With regards to the original question about whether penis size will affect your relationships, I’m going to say no, it won’t or rather, it shouldn’t. Confidence is very attractive in a mate and it may be your own lack of it, coupled with your worry about your package, that might end up affecting your love making more than the actual size of what you are packing. Just like porn has given unrealistic expectations to men about what women like and how they like to be treated, I think porn has convinced both men and women that ladies NEED big cocks inside of them to even think about being able to orgasm. This is false as most women don’t come from penetration anyway, which is when you can fall back on your foreplay skills. As long as you make us cum, we are happy.
Even I, who claims to prefer 7 inches wouldn’t actually have a clue how big that is if you asked me to demonstrate with my hands, I’d just be guessing! If you’re still worried about your size being an issue then there’s still plenty of positions you can try that will guarantee a deeper reach and ultimately be more pleasurable to the both of you, such as doggy style and with her on top riding you. You are right, sex is such an integral part of a relationship but from what I hear, it falls to the wayside once you’re in one anyway. Relationships are built on other things too, apparently, such as respect and love and all that jazz.

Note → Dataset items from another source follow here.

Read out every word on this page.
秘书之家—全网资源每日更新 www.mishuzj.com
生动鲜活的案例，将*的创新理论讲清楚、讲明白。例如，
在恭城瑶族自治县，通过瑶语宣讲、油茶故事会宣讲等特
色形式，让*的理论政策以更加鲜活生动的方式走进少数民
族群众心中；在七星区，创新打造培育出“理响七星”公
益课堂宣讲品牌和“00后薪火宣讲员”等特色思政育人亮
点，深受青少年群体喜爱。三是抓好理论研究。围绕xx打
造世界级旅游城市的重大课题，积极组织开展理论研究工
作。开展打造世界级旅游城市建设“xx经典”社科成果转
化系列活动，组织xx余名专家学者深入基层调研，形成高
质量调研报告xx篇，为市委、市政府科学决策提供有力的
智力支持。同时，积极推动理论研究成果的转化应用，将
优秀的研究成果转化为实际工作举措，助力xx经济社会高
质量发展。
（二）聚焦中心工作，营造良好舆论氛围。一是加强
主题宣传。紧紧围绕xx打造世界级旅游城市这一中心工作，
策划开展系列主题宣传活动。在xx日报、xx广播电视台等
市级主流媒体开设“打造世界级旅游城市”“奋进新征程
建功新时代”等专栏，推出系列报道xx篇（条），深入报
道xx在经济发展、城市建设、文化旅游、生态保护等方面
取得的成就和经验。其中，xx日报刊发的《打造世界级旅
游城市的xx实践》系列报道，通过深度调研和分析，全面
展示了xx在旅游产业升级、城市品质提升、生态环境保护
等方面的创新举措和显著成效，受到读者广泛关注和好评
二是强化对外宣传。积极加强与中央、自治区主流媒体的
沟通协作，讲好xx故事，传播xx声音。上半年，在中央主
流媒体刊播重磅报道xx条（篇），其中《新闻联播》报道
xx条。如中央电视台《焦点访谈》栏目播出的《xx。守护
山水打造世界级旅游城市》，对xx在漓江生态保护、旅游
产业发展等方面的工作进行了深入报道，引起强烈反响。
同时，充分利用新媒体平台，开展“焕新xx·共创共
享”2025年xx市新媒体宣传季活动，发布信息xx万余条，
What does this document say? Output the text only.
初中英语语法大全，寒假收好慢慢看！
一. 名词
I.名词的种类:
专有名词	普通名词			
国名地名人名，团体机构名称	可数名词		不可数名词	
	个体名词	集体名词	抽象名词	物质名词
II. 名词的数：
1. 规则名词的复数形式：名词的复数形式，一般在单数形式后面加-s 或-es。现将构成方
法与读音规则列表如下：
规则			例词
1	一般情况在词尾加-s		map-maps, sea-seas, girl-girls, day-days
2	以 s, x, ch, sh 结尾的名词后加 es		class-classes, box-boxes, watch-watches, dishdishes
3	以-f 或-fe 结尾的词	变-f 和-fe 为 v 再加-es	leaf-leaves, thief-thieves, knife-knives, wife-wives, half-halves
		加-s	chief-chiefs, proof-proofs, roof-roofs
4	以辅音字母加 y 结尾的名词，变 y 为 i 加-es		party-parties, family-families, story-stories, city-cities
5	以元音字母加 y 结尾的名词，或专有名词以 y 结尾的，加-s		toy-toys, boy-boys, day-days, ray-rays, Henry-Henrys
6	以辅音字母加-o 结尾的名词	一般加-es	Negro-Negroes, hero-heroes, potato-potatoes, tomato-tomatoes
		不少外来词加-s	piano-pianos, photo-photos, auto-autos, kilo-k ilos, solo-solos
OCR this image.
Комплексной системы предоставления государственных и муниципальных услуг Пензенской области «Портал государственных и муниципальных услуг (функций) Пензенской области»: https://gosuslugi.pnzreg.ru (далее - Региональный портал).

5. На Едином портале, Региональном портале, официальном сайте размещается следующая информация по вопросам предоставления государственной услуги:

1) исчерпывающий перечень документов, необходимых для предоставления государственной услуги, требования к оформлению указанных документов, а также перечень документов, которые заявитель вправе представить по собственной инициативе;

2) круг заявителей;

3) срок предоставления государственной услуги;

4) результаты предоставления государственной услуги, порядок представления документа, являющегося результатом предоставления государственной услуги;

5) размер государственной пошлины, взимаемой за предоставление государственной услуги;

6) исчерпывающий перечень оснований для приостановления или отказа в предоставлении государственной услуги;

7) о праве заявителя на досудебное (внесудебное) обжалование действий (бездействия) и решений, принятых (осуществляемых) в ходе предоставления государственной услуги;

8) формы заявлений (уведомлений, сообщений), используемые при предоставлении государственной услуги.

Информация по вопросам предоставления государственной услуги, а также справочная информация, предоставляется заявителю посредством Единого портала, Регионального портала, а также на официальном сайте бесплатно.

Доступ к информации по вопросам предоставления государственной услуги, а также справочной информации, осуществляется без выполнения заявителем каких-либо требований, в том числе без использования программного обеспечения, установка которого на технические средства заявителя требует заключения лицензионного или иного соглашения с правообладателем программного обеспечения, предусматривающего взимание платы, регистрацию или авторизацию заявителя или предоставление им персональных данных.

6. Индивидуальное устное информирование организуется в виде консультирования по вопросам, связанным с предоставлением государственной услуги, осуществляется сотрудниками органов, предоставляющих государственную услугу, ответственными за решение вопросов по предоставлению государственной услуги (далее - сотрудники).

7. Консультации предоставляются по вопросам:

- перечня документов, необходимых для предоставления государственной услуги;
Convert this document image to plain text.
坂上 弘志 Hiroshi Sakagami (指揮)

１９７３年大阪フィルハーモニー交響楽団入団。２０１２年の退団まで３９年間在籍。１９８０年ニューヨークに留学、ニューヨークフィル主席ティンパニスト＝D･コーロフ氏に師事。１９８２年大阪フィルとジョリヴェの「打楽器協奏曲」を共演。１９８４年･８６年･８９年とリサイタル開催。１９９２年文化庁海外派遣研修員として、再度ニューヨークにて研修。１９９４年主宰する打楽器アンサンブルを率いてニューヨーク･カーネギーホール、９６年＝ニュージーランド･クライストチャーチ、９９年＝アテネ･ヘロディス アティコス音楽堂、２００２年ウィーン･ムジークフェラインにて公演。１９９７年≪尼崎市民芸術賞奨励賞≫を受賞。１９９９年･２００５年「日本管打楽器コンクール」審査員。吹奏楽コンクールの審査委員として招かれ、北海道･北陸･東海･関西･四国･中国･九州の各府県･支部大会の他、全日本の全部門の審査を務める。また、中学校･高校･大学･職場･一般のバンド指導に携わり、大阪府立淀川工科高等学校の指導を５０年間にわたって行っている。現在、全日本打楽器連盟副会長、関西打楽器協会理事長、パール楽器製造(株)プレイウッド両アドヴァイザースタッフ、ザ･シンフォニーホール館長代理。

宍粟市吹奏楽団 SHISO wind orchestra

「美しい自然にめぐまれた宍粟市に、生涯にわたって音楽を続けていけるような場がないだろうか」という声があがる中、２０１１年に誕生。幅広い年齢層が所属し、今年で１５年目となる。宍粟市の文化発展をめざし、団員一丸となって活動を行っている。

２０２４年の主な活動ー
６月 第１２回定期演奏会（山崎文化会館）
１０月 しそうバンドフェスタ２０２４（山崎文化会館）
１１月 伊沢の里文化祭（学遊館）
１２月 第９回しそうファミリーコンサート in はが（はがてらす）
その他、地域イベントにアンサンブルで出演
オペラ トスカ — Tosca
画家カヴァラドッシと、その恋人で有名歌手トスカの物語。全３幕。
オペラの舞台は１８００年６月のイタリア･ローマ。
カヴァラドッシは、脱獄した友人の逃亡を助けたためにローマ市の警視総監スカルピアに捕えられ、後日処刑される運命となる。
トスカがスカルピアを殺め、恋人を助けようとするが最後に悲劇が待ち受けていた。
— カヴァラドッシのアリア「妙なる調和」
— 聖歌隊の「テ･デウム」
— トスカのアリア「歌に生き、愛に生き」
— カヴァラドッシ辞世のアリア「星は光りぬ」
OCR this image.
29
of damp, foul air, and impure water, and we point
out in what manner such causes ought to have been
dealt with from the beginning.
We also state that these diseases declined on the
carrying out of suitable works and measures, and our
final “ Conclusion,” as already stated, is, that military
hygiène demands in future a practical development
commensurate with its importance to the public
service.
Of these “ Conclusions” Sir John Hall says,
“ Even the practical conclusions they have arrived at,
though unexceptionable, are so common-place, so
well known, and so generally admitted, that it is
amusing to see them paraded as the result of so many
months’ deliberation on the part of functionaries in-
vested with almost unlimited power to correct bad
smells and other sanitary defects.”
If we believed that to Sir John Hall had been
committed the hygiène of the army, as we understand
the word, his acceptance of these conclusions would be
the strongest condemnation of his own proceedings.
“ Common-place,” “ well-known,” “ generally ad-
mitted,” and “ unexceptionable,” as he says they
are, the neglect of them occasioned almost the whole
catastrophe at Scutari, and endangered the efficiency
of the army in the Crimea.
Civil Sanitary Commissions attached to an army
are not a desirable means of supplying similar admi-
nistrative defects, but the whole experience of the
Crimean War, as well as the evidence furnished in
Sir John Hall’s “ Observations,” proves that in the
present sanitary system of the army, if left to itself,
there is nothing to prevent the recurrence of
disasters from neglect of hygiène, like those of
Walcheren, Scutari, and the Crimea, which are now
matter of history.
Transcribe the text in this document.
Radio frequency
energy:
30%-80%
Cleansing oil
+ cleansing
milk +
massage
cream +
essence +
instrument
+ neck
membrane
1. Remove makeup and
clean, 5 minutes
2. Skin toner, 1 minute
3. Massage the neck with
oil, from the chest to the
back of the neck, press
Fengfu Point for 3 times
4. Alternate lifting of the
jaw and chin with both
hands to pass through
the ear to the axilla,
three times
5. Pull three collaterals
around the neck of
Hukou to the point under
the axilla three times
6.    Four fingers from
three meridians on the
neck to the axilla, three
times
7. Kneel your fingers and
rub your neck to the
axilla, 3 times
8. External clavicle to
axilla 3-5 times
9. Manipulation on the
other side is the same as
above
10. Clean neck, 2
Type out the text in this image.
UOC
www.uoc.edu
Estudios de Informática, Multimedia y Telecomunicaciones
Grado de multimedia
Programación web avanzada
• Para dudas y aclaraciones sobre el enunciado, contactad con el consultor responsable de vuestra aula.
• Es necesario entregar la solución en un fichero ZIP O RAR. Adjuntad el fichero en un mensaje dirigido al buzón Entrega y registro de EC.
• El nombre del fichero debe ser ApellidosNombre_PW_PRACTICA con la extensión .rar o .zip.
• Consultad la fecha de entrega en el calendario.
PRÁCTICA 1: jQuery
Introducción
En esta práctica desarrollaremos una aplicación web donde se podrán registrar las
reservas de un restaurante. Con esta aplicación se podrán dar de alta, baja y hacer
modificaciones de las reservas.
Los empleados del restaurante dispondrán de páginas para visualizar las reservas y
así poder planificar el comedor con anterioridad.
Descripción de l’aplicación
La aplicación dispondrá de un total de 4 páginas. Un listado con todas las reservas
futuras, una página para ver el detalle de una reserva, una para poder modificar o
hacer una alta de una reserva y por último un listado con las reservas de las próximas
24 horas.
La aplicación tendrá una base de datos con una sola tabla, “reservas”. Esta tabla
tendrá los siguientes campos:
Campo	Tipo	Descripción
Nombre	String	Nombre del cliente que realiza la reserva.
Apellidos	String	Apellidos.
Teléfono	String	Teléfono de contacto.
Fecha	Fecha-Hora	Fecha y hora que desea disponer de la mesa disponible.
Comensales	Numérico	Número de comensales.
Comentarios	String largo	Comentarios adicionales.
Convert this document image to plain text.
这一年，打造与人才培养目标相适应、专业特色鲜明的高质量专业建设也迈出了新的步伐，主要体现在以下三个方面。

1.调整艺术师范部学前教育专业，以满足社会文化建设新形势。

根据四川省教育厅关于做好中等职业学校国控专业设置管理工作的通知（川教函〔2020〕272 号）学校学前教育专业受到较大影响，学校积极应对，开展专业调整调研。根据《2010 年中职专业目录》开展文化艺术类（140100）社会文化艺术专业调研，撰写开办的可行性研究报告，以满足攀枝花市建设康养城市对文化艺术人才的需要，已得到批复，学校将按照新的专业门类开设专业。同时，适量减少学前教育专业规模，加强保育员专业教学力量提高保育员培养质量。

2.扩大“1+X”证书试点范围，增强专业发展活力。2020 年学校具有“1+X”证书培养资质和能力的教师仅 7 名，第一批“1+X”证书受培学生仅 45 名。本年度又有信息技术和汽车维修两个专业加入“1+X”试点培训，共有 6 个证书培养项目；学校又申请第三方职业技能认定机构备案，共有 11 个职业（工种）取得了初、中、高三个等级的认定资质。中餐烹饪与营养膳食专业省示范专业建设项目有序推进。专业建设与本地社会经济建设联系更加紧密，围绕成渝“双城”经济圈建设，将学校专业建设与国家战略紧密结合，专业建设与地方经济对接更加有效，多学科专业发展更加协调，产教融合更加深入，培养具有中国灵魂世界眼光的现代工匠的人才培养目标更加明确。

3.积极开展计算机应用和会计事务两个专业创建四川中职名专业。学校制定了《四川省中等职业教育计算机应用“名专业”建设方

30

And finally, if you’re going to unpick every possible issue you could face in the bedroom then you’d never get anything done! I’d rather a man with a smaller dick who can get the job done than a two pump and it’s over kind of guy. Any woman you sleep with is probably going to plagued with her own insecurities and worries that you’ll notice how her belly sags when she’s on all fours or that you won’t like the look of her vagina. Honestly, don’t sweat the small stuff.